The Key Issues
Ranging from high-end luxury day spas to small, independently owned locations, beauty salons and spas are known to use a wide range of potentially toxic chemicals. These chemicals can include: shampoos and dyes that contain tar derivatives, shampoos that contain formaldehyde and perm solutions that contain triethanolamine (TEA), diethanolamine (DEA), and monoethanolamine (MEA). Products that are more eco-friendly include: enzyme-based shampoos and hair products; henna or vegetable dyes or semi- or demi-permanent, non-ammoniated colors.

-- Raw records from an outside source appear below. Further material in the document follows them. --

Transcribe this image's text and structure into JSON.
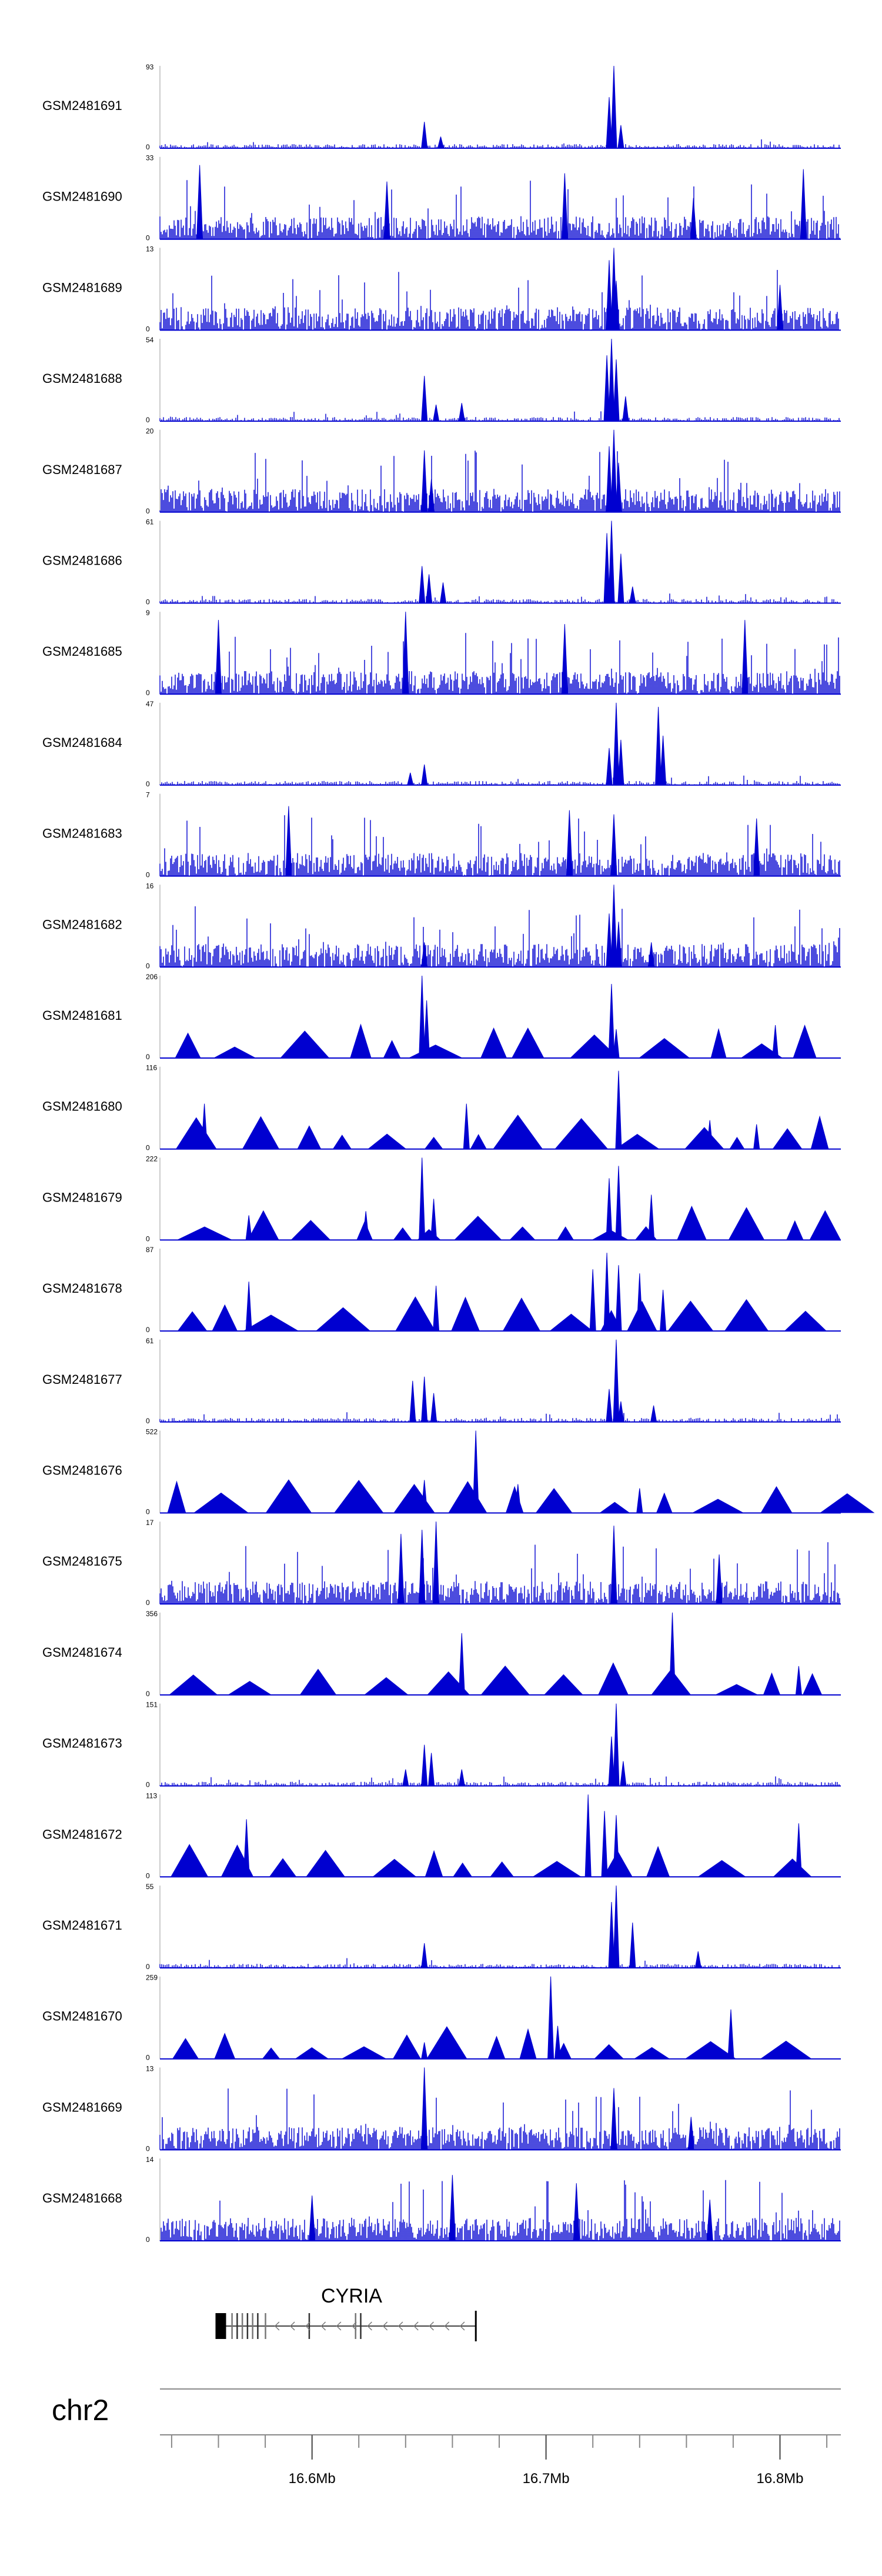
{
  "chart_data": {
    "type": "area",
    "title": "",
    "chromosome": "chr2",
    "xlim_mb": [
      16.535,
      16.826
    ],
    "x_ticks": [
      "16.6Mb",
      "16.7Mb",
      "16.8Mb"
    ],
    "x_tick_values_mb": [
      16.6,
      16.7,
      16.8
    ],
    "series_color": "#0000d0",
    "tracks": [
      {
        "name": "GSM2481691",
        "ymax": 93,
        "ymin": 0,
        "style": "sparse",
        "peaks": [
          [
            16.648,
            0.32
          ],
          [
            16.655,
            0.14
          ],
          [
            16.727,
            0.62
          ],
          [
            16.729,
            1.0
          ],
          [
            16.732,
            0.28
          ]
        ]
      },
      {
        "name": "GSM2481690",
        "ymax": 33,
        "ymin": 0,
        "style": "noisy",
        "peaks": [
          [
            16.552,
            0.9
          ],
          [
            16.632,
            0.7
          ],
          [
            16.708,
            0.8
          ],
          [
            16.763,
            0.5
          ],
          [
            16.81,
            0.85
          ]
        ]
      },
      {
        "name": "GSM2481689",
        "ymax": 13,
        "ymin": 0,
        "style": "noisy",
        "peaks": [
          [
            16.727,
            0.85
          ],
          [
            16.729,
            1.0
          ],
          [
            16.73,
            0.6
          ],
          [
            16.8,
            0.55
          ]
        ]
      },
      {
        "name": "GSM2481688",
        "ymax": 54,
        "ymin": 0,
        "style": "sparse",
        "peaks": [
          [
            16.648,
            0.55
          ],
          [
            16.653,
            0.2
          ],
          [
            16.664,
            0.22
          ],
          [
            16.726,
            0.8
          ],
          [
            16.728,
            1.0
          ],
          [
            16.73,
            0.75
          ],
          [
            16.734,
            0.3
          ]
        ]
      },
      {
        "name": "GSM2481687",
        "ymax": 20,
        "ymin": 0,
        "style": "noisy",
        "peaks": [
          [
            16.648,
            0.75
          ],
          [
            16.651,
            0.4
          ],
          [
            16.727,
            0.8
          ],
          [
            16.729,
            1.0
          ],
          [
            16.731,
            0.6
          ]
        ]
      },
      {
        "name": "GSM2481686",
        "ymax": 61,
        "ymin": 0,
        "style": "sparse",
        "peaks": [
          [
            16.647,
            0.45
          ],
          [
            16.65,
            0.35
          ],
          [
            16.656,
            0.25
          ],
          [
            16.726,
            0.85
          ],
          [
            16.728,
            1.0
          ],
          [
            16.732,
            0.6
          ],
          [
            16.737,
            0.2
          ]
        ]
      },
      {
        "name": "GSM2481685",
        "ymax": 9,
        "ymin": 0,
        "style": "noisy",
        "peaks": [
          [
            16.56,
            0.9
          ],
          [
            16.64,
            1.0
          ],
          [
            16.708,
            0.85
          ],
          [
            16.785,
            0.9
          ]
        ]
      },
      {
        "name": "GSM2481684",
        "ymax": 47,
        "ymin": 0,
        "style": "sparse",
        "peaks": [
          [
            16.642,
            0.15
          ],
          [
            16.648,
            0.25
          ],
          [
            16.727,
            0.45
          ],
          [
            16.73,
            1.0
          ],
          [
            16.732,
            0.55
          ],
          [
            16.748,
            0.95
          ],
          [
            16.75,
            0.6
          ]
        ]
      },
      {
        "name": "GSM2481683",
        "ymax": 7,
        "ymin": 0,
        "style": "noisy",
        "peaks": [
          [
            16.59,
            0.85
          ],
          [
            16.71,
            0.8
          ],
          [
            16.729,
            0.75
          ],
          [
            16.79,
            0.7
          ]
        ]
      },
      {
        "name": "GSM2481682",
        "ymax": 16,
        "ymin": 0,
        "style": "noisy",
        "peaks": [
          [
            16.648,
            0.3
          ],
          [
            16.727,
            0.65
          ],
          [
            16.729,
            1.0
          ],
          [
            16.731,
            0.55
          ],
          [
            16.745,
            0.3
          ]
        ]
      },
      {
        "name": "GSM2481681",
        "ymax": 206,
        "ymin": 0,
        "style": "triangles",
        "peaks": [
          [
            16.647,
            1.0
          ],
          [
            16.649,
            0.7
          ],
          [
            16.728,
            0.9
          ],
          [
            16.73,
            0.35
          ],
          [
            16.798,
            0.4
          ]
        ]
      },
      {
        "name": "GSM2481680",
        "ymax": 116,
        "ymin": 0,
        "style": "triangles",
        "peaks": [
          [
            16.554,
            0.55
          ],
          [
            16.666,
            0.55
          ],
          [
            16.731,
            0.95
          ],
          [
            16.77,
            0.35
          ],
          [
            16.79,
            0.3
          ]
        ]
      },
      {
        "name": "GSM2481679",
        "ymax": 222,
        "ymin": 0,
        "style": "triangles",
        "peaks": [
          [
            16.573,
            0.3
          ],
          [
            16.623,
            0.35
          ],
          [
            16.647,
            1.0
          ],
          [
            16.652,
            0.5
          ],
          [
            16.727,
            0.75
          ],
          [
            16.731,
            0.9
          ],
          [
            16.745,
            0.55
          ]
        ]
      },
      {
        "name": "GSM2481678",
        "ymax": 87,
        "ymin": 0,
        "style": "triangles",
        "peaks": [
          [
            16.573,
            0.6
          ],
          [
            16.653,
            0.55
          ],
          [
            16.72,
            0.75
          ],
          [
            16.726,
            0.95
          ],
          [
            16.731,
            0.8
          ],
          [
            16.74,
            0.7
          ],
          [
            16.75,
            0.5
          ]
        ]
      },
      {
        "name": "GSM2481677",
        "ymax": 61,
        "ymin": 0,
        "style": "sparse",
        "peaks": [
          [
            16.643,
            0.5
          ],
          [
            16.648,
            0.55
          ],
          [
            16.652,
            0.35
          ],
          [
            16.727,
            0.4
          ],
          [
            16.73,
            1.0
          ],
          [
            16.732,
            0.25
          ],
          [
            16.746,
            0.2
          ]
        ]
      },
      {
        "name": "GSM2481676",
        "ymax": 522,
        "ymin": 0,
        "style": "triangles",
        "peaks": [
          [
            16.648,
            0.4
          ],
          [
            16.67,
            1.0
          ],
          [
            16.688,
            0.35
          ],
          [
            16.74,
            0.3
          ]
        ]
      },
      {
        "name": "GSM2481675",
        "ymax": 17,
        "ymin": 0,
        "style": "noisy",
        "peaks": [
          [
            16.638,
            0.85
          ],
          [
            16.647,
            0.9
          ],
          [
            16.653,
            1.0
          ],
          [
            16.729,
            0.95
          ],
          [
            16.774,
            0.6
          ]
        ]
      },
      {
        "name": "GSM2481674",
        "ymax": 356,
        "ymin": 0,
        "style": "triangles",
        "peaks": [
          [
            16.664,
            0.75
          ],
          [
            16.754,
            1.0
          ],
          [
            16.808,
            0.35
          ]
        ]
      },
      {
        "name": "GSM2481673",
        "ymax": 151,
        "ymin": 0,
        "style": "sparse",
        "peaks": [
          [
            16.64,
            0.2
          ],
          [
            16.648,
            0.5
          ],
          [
            16.651,
            0.4
          ],
          [
            16.664,
            0.2
          ],
          [
            16.728,
            0.6
          ],
          [
            16.73,
            1.0
          ],
          [
            16.733,
            0.3
          ]
        ]
      },
      {
        "name": "GSM2481672",
        "ymax": 113,
        "ymin": 0,
        "style": "triangles",
        "peaks": [
          [
            16.572,
            0.7
          ],
          [
            16.718,
            1.0
          ],
          [
            16.725,
            0.8
          ],
          [
            16.73,
            0.75
          ],
          [
            16.808,
            0.65
          ]
        ]
      },
      {
        "name": "GSM2481671",
        "ymax": 55,
        "ymin": 0,
        "style": "sparse",
        "peaks": [
          [
            16.648,
            0.3
          ],
          [
            16.728,
            0.8
          ],
          [
            16.73,
            1.0
          ],
          [
            16.737,
            0.55
          ],
          [
            16.765,
            0.2
          ]
        ]
      },
      {
        "name": "GSM2481670",
        "ymax": 259,
        "ymin": 0,
        "style": "triangles",
        "peaks": [
          [
            16.648,
            0.2
          ],
          [
            16.702,
            1.0
          ],
          [
            16.705,
            0.4
          ],
          [
            16.779,
            0.6
          ]
        ]
      },
      {
        "name": "GSM2481669",
        "ymax": 13,
        "ymin": 0,
        "style": "noisy",
        "peaks": [
          [
            16.648,
            1.0
          ],
          [
            16.729,
            0.75
          ],
          [
            16.762,
            0.4
          ]
        ]
      },
      {
        "name": "GSM2481668",
        "ymax": 14,
        "ymin": 0,
        "style": "noisy",
        "peaks": [
          [
            16.6,
            0.55
          ],
          [
            16.66,
            0.8
          ],
          [
            16.713,
            0.7
          ],
          [
            16.77,
            0.5
          ]
        ]
      }
    ],
    "gene": {
      "name": "CYRIA",
      "start_mb": 16.56,
      "end_mb": 16.67,
      "strand": "-"
    }
  }
}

Nail salons also expose workers and clients to chemicals through the use of traditional nail polishes, which contain many toxic chemicals including formaldehyde, toulene, and dibutyl-pthalate (DBP) – chemicals linked to cancer and reproductive harm.- . Fortunately, there are products that have become available on the market to help salons go green without sacrificing the quality of service that they provide.
Water consumption is extremely high in salons due to practices such as the constant washing of hair and towels and the use of pedicure chairs in nail salons. The easiest and most cost effective way to save water includes installing water savings devices, such as low faucet aerators to minimize water use.
Due to the use of equipment, such as washing machines, blow dryers, pedicure chairs, and other types of equipment, salons and spas consume lots of energy on a daily basis. There are very simple green friendly practices, from using CFL blubs to installing a programmable thermostat that can be implemented to lower energy consumption.